New Zealand philosopher

Timothy Paul Mulgan is a New Zealand philosopher currently serving as Professor of Philosophy at the University of Auckland and Professor of Moral and Political Philosophy at the University of St Andrews. His research interests include moral philosophy, specifically our obligations to future people, and philosophy of religion.

== Career ==
Mulgan grew up in Dunedin and studied philosophy at the University of Otago and Wolfson College, Oxford where he wrote his doctoral thesis on The Demands of Consequentialism under the supervision of Derek Parfitt. He has taught at the University of Otago and the University of St Andrews where he was appointed Professor of Moral and Political Philosophy in 2005. He currently still holds a part-time position at St Andrews whilst also serving as Professor of the Humanities at the University of Auckland.

== Awards ==
Mulgan is a Fellow of the Royal Society of New Zealand. In 2022 he was presented with the Humanities Aronui Medal for his "prolific, original, and influential contributions to philosophy in terms of our obligations to distant strangers and future people."

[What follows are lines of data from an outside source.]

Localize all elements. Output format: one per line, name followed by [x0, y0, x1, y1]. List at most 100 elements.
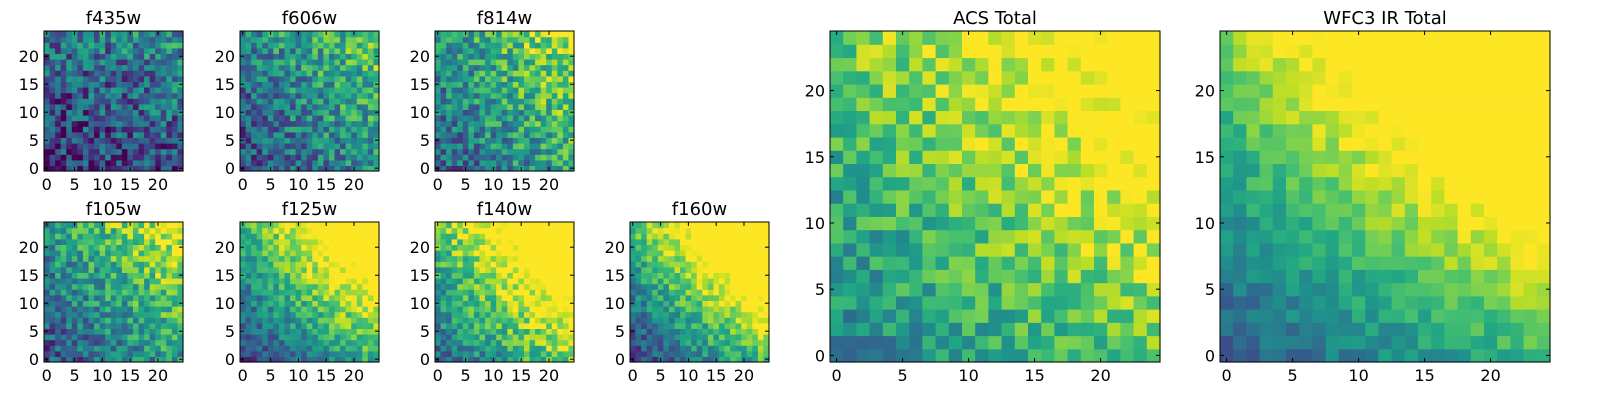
heatmap-cell	[306, 261, 313, 268]
heatmap-cell	[507, 272, 514, 279]
heatmap-cell	[546, 148, 553, 155]
heatmap-cell	[171, 356, 179, 363]
heatmap-cell	[668, 255, 676, 262]
heatmap-cell	[735, 255, 742, 262]
heatmap-cell	[110, 306, 117, 313]
heatmap-cell	[155, 261, 162, 268]
heatmap-cell	[535, 120, 542, 127]
heatmap-cell	[435, 159, 442, 166]
heatmap-cell	[251, 345, 258, 352]
heatmap-cell	[523, 311, 531, 318]
heatmap-cell	[77, 227, 84, 234]
heatmap-cell	[306, 87, 313, 94]
heatmap-cell	[707, 300, 714, 307]
heatmap-cell	[351, 317, 358, 324]
heatmap-cell	[652, 317, 659, 324]
heatmap-cell	[284, 165, 291, 172]
heatmap-cell	[55, 148, 62, 155]
heatmap-cell	[652, 311, 659, 318]
heatmap-cell	[707, 328, 714, 335]
heatmap-cell	[144, 283, 151, 290]
heatmap-cell	[116, 75, 123, 82]
heatmap-cell	[457, 103, 464, 110]
heatmap-cell	[105, 137, 112, 144]
heatmap-cell	[1094, 309, 1108, 323]
heatmap-cell	[60, 36, 67, 43]
heatmap-cell	[166, 36, 173, 43]
heatmap-cell	[245, 356, 252, 363]
heatmap-cell	[730, 272, 737, 279]
heatmap-cell	[60, 356, 67, 363]
heatmap-cell	[290, 272, 297, 279]
heatmap-cell	[55, 266, 62, 273]
heatmap-cell	[66, 115, 73, 122]
heatmap-cell	[66, 250, 73, 257]
heatmap-cell	[529, 261, 536, 268]
heatmap-cell	[132, 109, 140, 116]
heatmap-cell	[149, 109, 156, 116]
heatmap-cell	[641, 283, 648, 290]
heatmap-cell	[462, 272, 469, 279]
heatmap-cell	[66, 98, 73, 105]
heatmap-cell	[635, 283, 642, 290]
heatmap-cell	[440, 70, 447, 77]
heatmap-cell	[149, 339, 156, 346]
heatmap-cell	[485, 339, 492, 346]
heatmap-cell	[922, 256, 937, 270]
heatmap-cell	[501, 227, 508, 234]
heatmap-cell	[328, 339, 336, 346]
heatmap-cell	[94, 81, 101, 88]
heatmap-cell	[367, 294, 375, 301]
heatmap-cell	[323, 322, 330, 329]
heatmap-cell	[166, 31, 173, 38]
heatmap-cell	[562, 289, 570, 296]
heatmap-cell	[896, 295, 910, 310]
heatmap-cell	[668, 222, 676, 229]
heatmap-cell	[523, 272, 531, 279]
heatmap-cell	[334, 154, 341, 161]
heatmap-cell	[512, 115, 519, 122]
heatmap-cell	[149, 137, 156, 144]
heatmap-cell	[641, 300, 648, 307]
heatmap-cell	[988, 295, 1003, 310]
heatmap-cell	[328, 159, 336, 166]
heatmap-cell	[290, 92, 297, 99]
heatmap-cell	[301, 98, 308, 105]
heatmap-cell	[518, 317, 525, 324]
heatmap-cell	[251, 115, 258, 122]
heatmap-cell	[512, 250, 519, 257]
heatmap-cell	[663, 306, 670, 313]
heatmap-cell	[680, 300, 687, 307]
heatmap-cell	[328, 87, 336, 94]
heatmap-cell	[507, 159, 514, 166]
heatmap-cell	[155, 92, 162, 99]
heatmap-cell	[256, 227, 263, 234]
heatmap-cell	[496, 109, 503, 116]
heatmap-cell	[245, 339, 252, 346]
heatmap-cell	[144, 70, 151, 77]
heatmap-cell	[496, 255, 503, 262]
heatmap-cell	[446, 36, 453, 43]
heatmap-cell	[278, 272, 286, 279]
heatmap-cell	[267, 109, 274, 116]
heatmap-cell	[680, 339, 687, 346]
heatmap-cell	[529, 53, 536, 60]
heatmap-cell	[99, 261, 106, 268]
heatmap-cell	[540, 334, 547, 341]
heatmap-cell	[351, 70, 358, 77]
heatmap-cell	[641, 238, 648, 245]
heatmap-cell	[295, 75, 302, 82]
heatmap-cell	[273, 81, 280, 88]
heatmap-cell	[735, 294, 742, 301]
heatmap-cell	[127, 233, 134, 240]
heatmap-cell	[446, 70, 453, 77]
heatmap-cell	[323, 115, 330, 122]
heatmap-cell	[468, 255, 475, 262]
heatmap-cell	[240, 317, 247, 324]
heatmap-cell	[334, 227, 341, 234]
heatmap-cell	[110, 328, 117, 335]
heatmap-cell	[77, 350, 84, 357]
heatmap-cell	[328, 47, 336, 54]
heatmap-cell	[535, 53, 542, 60]
heatmap-cell	[105, 92, 112, 99]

== Books authored by Tim Mulgan ==

- The Demands of Consequentialism. Oxford University Press, 2001.
- Future People: A Moderate Consequentialist Account of Our Obligations to Future Generations. Oxford University Press, 2006.
- Understanding Utilitarianism. Acumen Publishing, 2007. (part of the series 'Understanding Movements in Modern Thought').
- Ethics for a broken world: Imagining philosophy after catastrophe. Acumen Publishing, 2011.
- Purpose in the universe: the moral and metaphysical case for ananthropocentic purposivism. Oxford University Press, 2015.
- Philosophy for an Ending World. Oxford University Press, 2024.